John June 29, 2010 at 09:30

Just looked at the pack of 6 eggs I bought a couple
of days ago here in Costa Blanca. They are Category A, corn fed,
size XL, weight at least 73 grammes. Seems like perfectly
good information to me. I think the British public should worry
a bit more about important stuff, like the state of the Nation.

Pericles June 30, 2010 at 23:27

Apart from the good point about Trading Standards

Anna Raccoon July 1, 2010 at 09:04

Pericles,
Grrr.
The egg has already been weighed. By the producer. In order to grade it. This is a matter of whether I am allowed to know the answer he arrived at. Roughly, for there is a 6 per cent margin for error either way. So it would be perfectly acceptable to put approx weight 375gm on a box of six eggs. In three years time.

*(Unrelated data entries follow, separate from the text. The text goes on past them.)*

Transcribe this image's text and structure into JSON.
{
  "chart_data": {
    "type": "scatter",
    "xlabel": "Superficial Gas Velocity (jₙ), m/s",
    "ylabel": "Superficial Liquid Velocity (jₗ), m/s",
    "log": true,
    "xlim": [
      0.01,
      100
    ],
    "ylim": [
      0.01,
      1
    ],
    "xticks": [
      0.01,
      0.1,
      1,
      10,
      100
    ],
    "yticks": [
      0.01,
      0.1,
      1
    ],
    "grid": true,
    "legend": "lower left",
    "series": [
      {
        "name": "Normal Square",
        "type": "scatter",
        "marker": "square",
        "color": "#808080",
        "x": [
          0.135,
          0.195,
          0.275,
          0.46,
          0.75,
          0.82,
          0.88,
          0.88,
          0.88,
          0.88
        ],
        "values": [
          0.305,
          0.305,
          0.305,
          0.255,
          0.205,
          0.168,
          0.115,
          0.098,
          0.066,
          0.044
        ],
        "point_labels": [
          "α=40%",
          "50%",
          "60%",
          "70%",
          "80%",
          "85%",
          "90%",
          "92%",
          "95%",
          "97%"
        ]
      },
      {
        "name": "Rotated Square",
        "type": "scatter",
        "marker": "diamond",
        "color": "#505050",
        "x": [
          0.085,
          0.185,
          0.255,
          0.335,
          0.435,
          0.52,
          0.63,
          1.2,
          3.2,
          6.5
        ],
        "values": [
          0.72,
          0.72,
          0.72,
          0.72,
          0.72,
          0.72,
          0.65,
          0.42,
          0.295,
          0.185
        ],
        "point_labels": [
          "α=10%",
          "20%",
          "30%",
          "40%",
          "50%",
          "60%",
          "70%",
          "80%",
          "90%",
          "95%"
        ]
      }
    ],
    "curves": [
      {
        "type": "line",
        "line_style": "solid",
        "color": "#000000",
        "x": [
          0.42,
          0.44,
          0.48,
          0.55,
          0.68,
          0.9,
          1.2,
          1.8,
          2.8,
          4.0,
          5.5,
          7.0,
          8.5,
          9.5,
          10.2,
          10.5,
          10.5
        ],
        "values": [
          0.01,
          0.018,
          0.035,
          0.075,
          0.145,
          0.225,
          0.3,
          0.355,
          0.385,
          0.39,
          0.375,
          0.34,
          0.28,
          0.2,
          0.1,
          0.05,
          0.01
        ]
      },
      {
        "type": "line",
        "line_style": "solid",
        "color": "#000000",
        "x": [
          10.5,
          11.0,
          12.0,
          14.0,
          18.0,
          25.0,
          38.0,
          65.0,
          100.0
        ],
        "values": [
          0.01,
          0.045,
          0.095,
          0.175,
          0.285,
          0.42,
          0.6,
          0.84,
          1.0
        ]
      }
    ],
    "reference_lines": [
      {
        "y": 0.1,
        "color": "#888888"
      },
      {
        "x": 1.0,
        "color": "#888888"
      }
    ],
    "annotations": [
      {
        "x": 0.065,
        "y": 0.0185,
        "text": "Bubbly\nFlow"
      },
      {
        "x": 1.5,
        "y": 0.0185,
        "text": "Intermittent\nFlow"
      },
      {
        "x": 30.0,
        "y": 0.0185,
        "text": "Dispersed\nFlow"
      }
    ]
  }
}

When they get round to printing the next batch of labels.
So the cost involved is the cost of printing 8 letters and three digits on a label that has to be printed anyway.
It is easier enough to weigh one egg, or even six. It’s not so easy to weigh 100 when you are making 50 cakes….my comment on the need to know the weight was in response to DKs fatuous assumption that one never needed to know the weight of an egg. That it was irrelevant. It is not.
My objection to the whole tenor of the coverage of this piece is that a perfectly reasonable request for a piece of information that the manufacturers already hold to be passed over to the consumer has been hijacked by those who agenda is turning back history to before the UK joined the EU. That is fine, that is their right, I respect that right. But say so. ‘We don’t like foreigners’. ‘We don’t want foreigners taking any part in making our laws’. ‘We ignore the democratic rights of our people to vote for representation to the European Parliament’. Be upfront about your agenda. Dont’ turn a proposal to pass on information into the end of the world with Johnny Foreigner ruining the great British Breakfast……
I find the whole thing ludicrous. We have mass voting in the British election from Nigeria and Bangladesh. We have a parliament full of people who were not born in this country, and neither look nor sound as though they were. To mention this is considered to be ‘BNP country’. Yet although British politiicians voted to join the EU, although the devilish ‘Brussells’ contains British politicians as well as those from other EU countries, the fact that EU headquarters happens to be in Brussels rather than London, means that UKIP are screaming ‘bloody foreigners’ interferring in our law……..and all over 8 cyphers on an egg box………Jeeze
Everybody wants to take life back to a certain point at which it suited them. The BNP would like everone post viking to leave. UKIP want to return to pre EU. The Scots want to go back to somewhere in the 17th centruy. The Welsh want Offa’s Dyke filled in. The Argentinians want the Faulklands back. Spain wants Gibralter back……..So many old grudges, does anybody ever look forward any longer?